Disentanglement in Difference: Directly Learning Semantically Disentangled Representations by Maximizing Inter-Factor Differences
Xingshen Zhang, Lin Wang, Shuangrong Liu, Xintao Lu, Chaoran Pang, Bo Yang
TL;DR
The paper addresses the limitation that statistical independence does not guarantee semantic disentanglement in latent representations. It introduces Disentanglement in Difference (DiD), a framework that directly learns semantic differences between latent factors using a Difference Encoder and a contrastive objective, maximizing the distance between factor-induced representations. The architecture combines a Sample Generation Paradigm, a Difference Encoder, and a Samples Encoder, with losses L_G, L_H, and L_enc under a WGAN-GP training regime. Empirical results on dSprites and 3DShapes show state-of-the-art disentanglement across MIG, DCI-D, and SAP, and ablations confirm the necessity and effectiveness of learning semantic differences.
Abstract
In this study, Disentanglement in Difference(DiD) is proposed to address the inherent inconsistency between the statistical independence of latent variables and the goal of semantic disentanglement in disentanglement representation learning.
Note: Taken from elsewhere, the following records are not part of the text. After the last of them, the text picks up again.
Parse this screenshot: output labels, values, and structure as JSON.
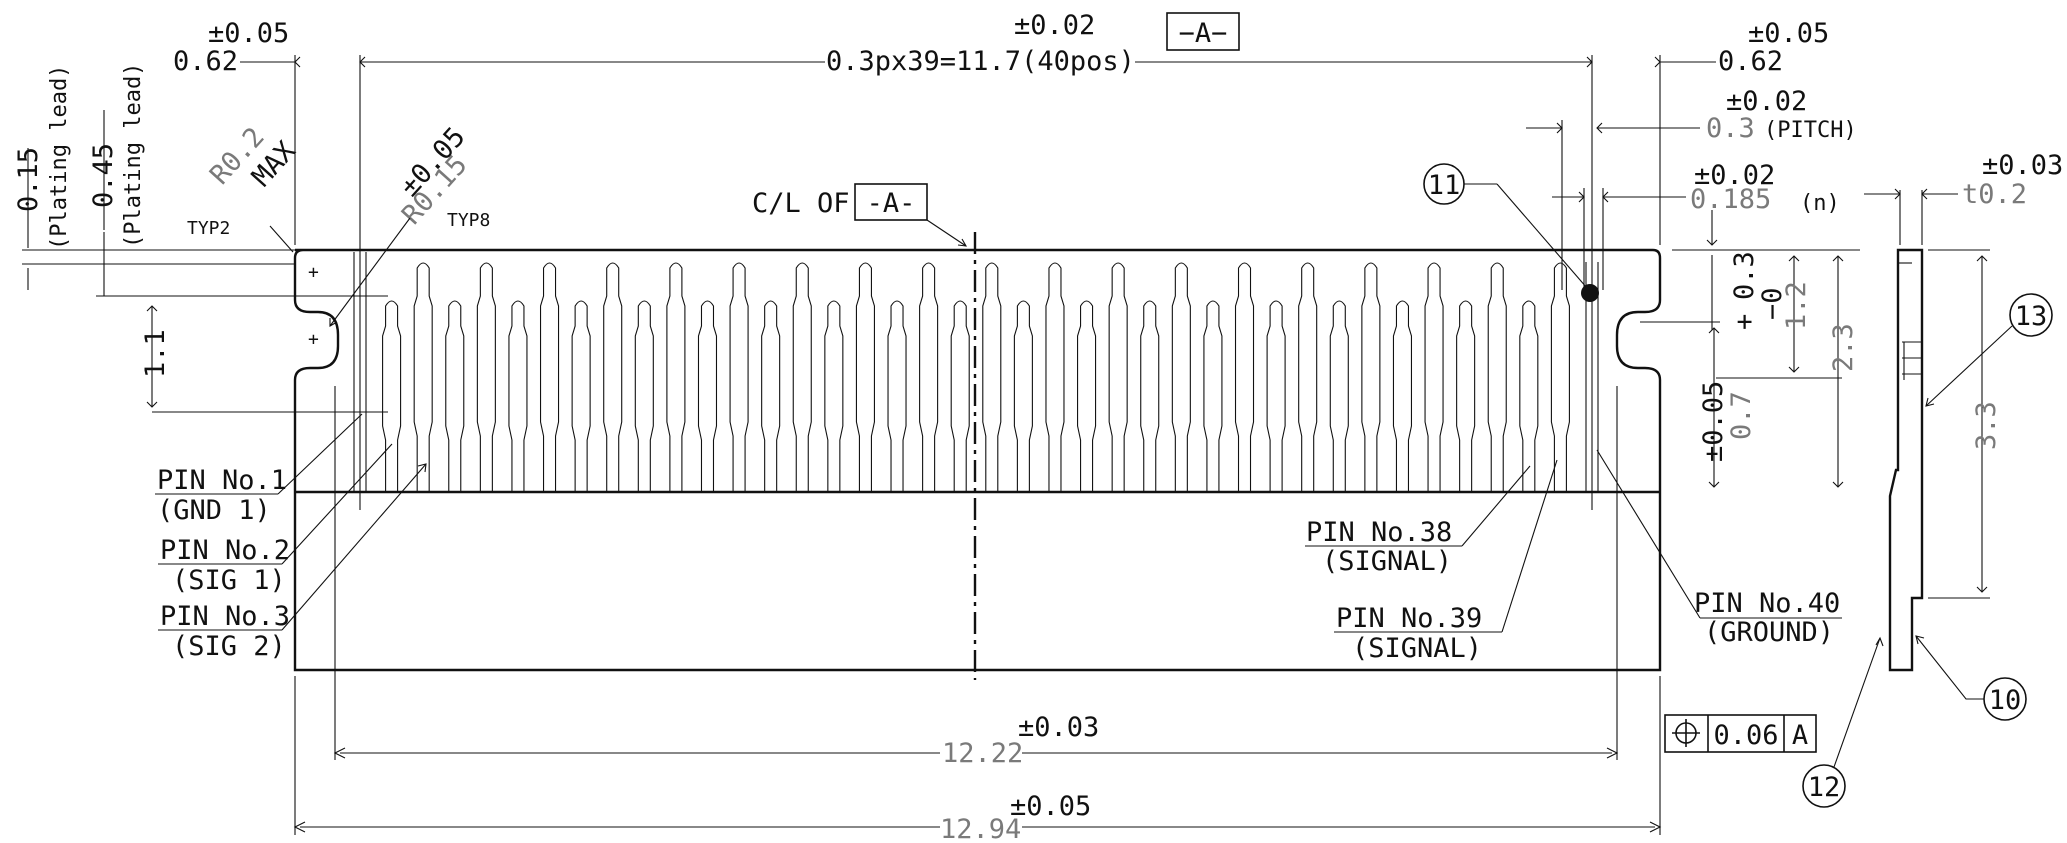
{
  "dimensions": {
    "left_offset": "0.62",
    "left_offset_tol": "±0.05",
    "right_offset": "0.62",
    "right_offset_tol": "±0.05",
    "pitch_total": "0.3px39=11.7(40pos)",
    "pitch_total_tol": "±0.02",
    "datum_a": "A",
    "pitch": "0.3",
    "pitch_note": "(PITCH)",
    "pitch_tol": "±0.02",
    "pad_width": "0.185",
    "pad_width_note": "(n)",
    "pad_width_tol": "±0.02",
    "plating_015": "0.15",
    "plating_045": "0.45",
    "plating_note": "(Plating lead)",
    "r02": "R0.2",
    "r02_max": "MAX",
    "typ2": "TYP2",
    "r015": "R0.15",
    "r015_tol": "±0.05",
    "typ8": "TYP8",
    "h11": "1.1",
    "cl_text": "C/L OF",
    "cl_datum": "-A-",
    "h03": "0.3",
    "h03_plus": "+",
    "h03_minus": "−0",
    "h12": "1.2",
    "h23": "2.3",
    "h07": "0.7",
    "h07_tol": "±0.05",
    "w1222": "12.22",
    "w1222_tol": "±0.03",
    "w1294": "12.94",
    "w1294_tol": "±0.05",
    "pos_tol_value": "0.06",
    "pos_tol_datum": "A",
    "thickness": "t0.2",
    "thickness_tol": "±0.03",
    "h33": "3.3"
  },
  "pins": {
    "pin1": "PIN No.1",
    "pin1_sub": "(GND 1)",
    "pin2": "PIN No.2",
    "pin2_sub": "(SIG 1)",
    "pin3": "PIN No.3",
    "pin3_sub": "(SIG 2)",
    "pin38": "PIN No.38",
    "pin38_sub": "(SIGNAL)",
    "pin39": "PIN No.39",
    "pin39_sub": "(SIGNAL)",
    "pin40": "PIN No.40",
    "pin40_sub": "(GROUND)"
  },
  "balloons": {
    "b10": "10",
    "b11": "11",
    "b12": "12",
    "b13": "13"
  },
  "icons": {
    "position_tolerance": "position-tolerance-icon"
  },
  "colors": {
    "line": "#111111",
    "secondary_text": "#7a7a7a",
    "background": "#ffffff"
  }
}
Conventional disentanglement methods achieve disentanglement representation by improving statistical independence among latent variables. However, the statistical independence of latent variables does not necessarily imply that they are semantically unrelated, thus, improving statistical independence does not always enhance disentanglement performance. To address the above issue, DiD is proposed to directly learn semantic differences rather than the statistical independence of latent variables. In the DiD, a Difference Encoder is designed to measure the semantic differences; a contrastive loss function is established to facilitate inter-dimensional comparison. Both of them allow the model to directly differentiate and disentangle distinct semantic factors, thereby resolving the inconsistency between statistical independence and semantic disentanglement. Experimental results on the dSprites and 3DShapes datasets demonstrate that the proposed DiD outperforms existing mainstream methods across various disentanglement metrics.